Understanding Arab capitalisms: Patrimonialism, HRM and work in Saudi Arabia

Abstract
This article critiques the scholarship on contemporary Arab societies for according a primacy to state-capital relations and neglecting the significance of capital-labour relations. Both, the comparative capitalism approach, which characterises Arab capitalism as patrimonial, and the literature on HRM in the Middle East pay insufficient attention to the workplace and often write labour out as repressed. They are unable to explain the selective implementation of key labour market and HR policies. Explanations of patrimonial capitalism consider societal coordination modes of co-optation and coercion as central to patrimonial capitalism and its state-capital relations. However, by neglecting labour and the workplace, dynamics of coercion and co-optation is conceived as unified and uncontested; equally policies such as Saudisation and Kafala are perceived as unproblematic and any failure in those policies cannot be explained.
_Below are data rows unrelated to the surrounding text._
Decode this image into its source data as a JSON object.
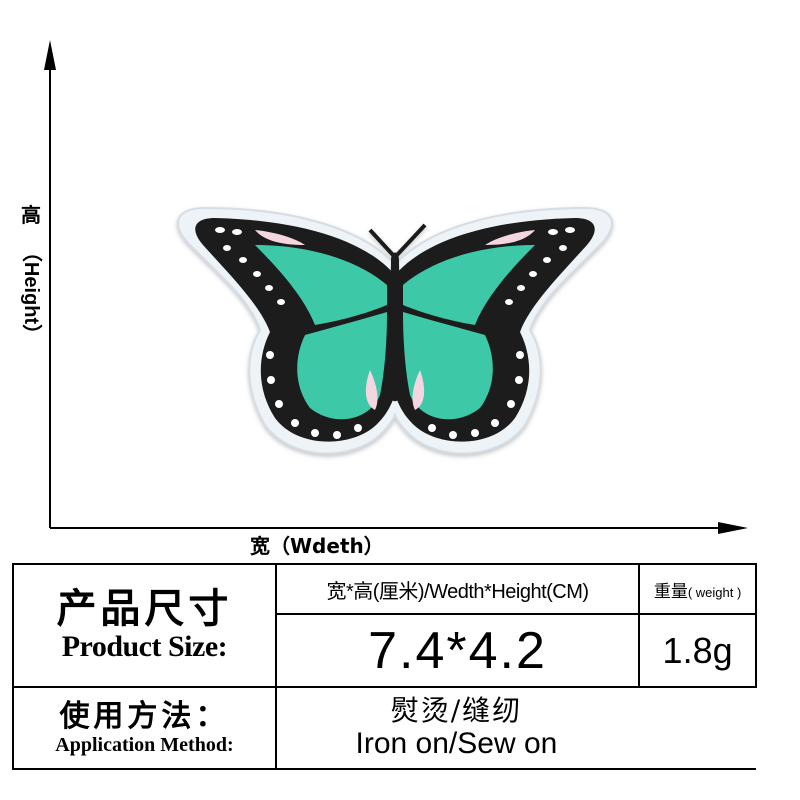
{
  "axes": {
    "height_label_cn": "高",
    "height_label_en": "（Height）",
    "width_label": "宽（Wdeth）"
  },
  "colors": {
    "wing_teal": "#3ec9a7",
    "wing_border": "#1d1d1d",
    "patch_edge": "#eef3f8",
    "highlight_pink": "#f3d6e0"
  },
  "table": {
    "product_size_cn": "产品尺寸",
    "product_size_en": "Product Size:",
    "size_header": "宽*高(厘米)/Wedth*Height(CM)",
    "weight_header_cn": "重量",
    "weight_header_en": "( weight )",
    "size_value": "7.4*4.2",
    "weight_value": "1.8g",
    "application_cn": "使用方法：",
    "application_en": "Application Method:",
    "method_cn": "熨烫/缝纫",
    "method_en": "Iron on/Sew on"
  }
}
This article makes two contributions: first, it shows how key policies within patrimonial capitalism – Saudisation and Kafala – are implemented selectively and circumvented at the workplace. Second, these inconsistencies in co-optation and coercion mechanisms are explained through a focus on contestations at the workplace, bringing to the fore dimensions of power, interests and conflict. The study has implications for institutional analysis and societal change in Arab economies.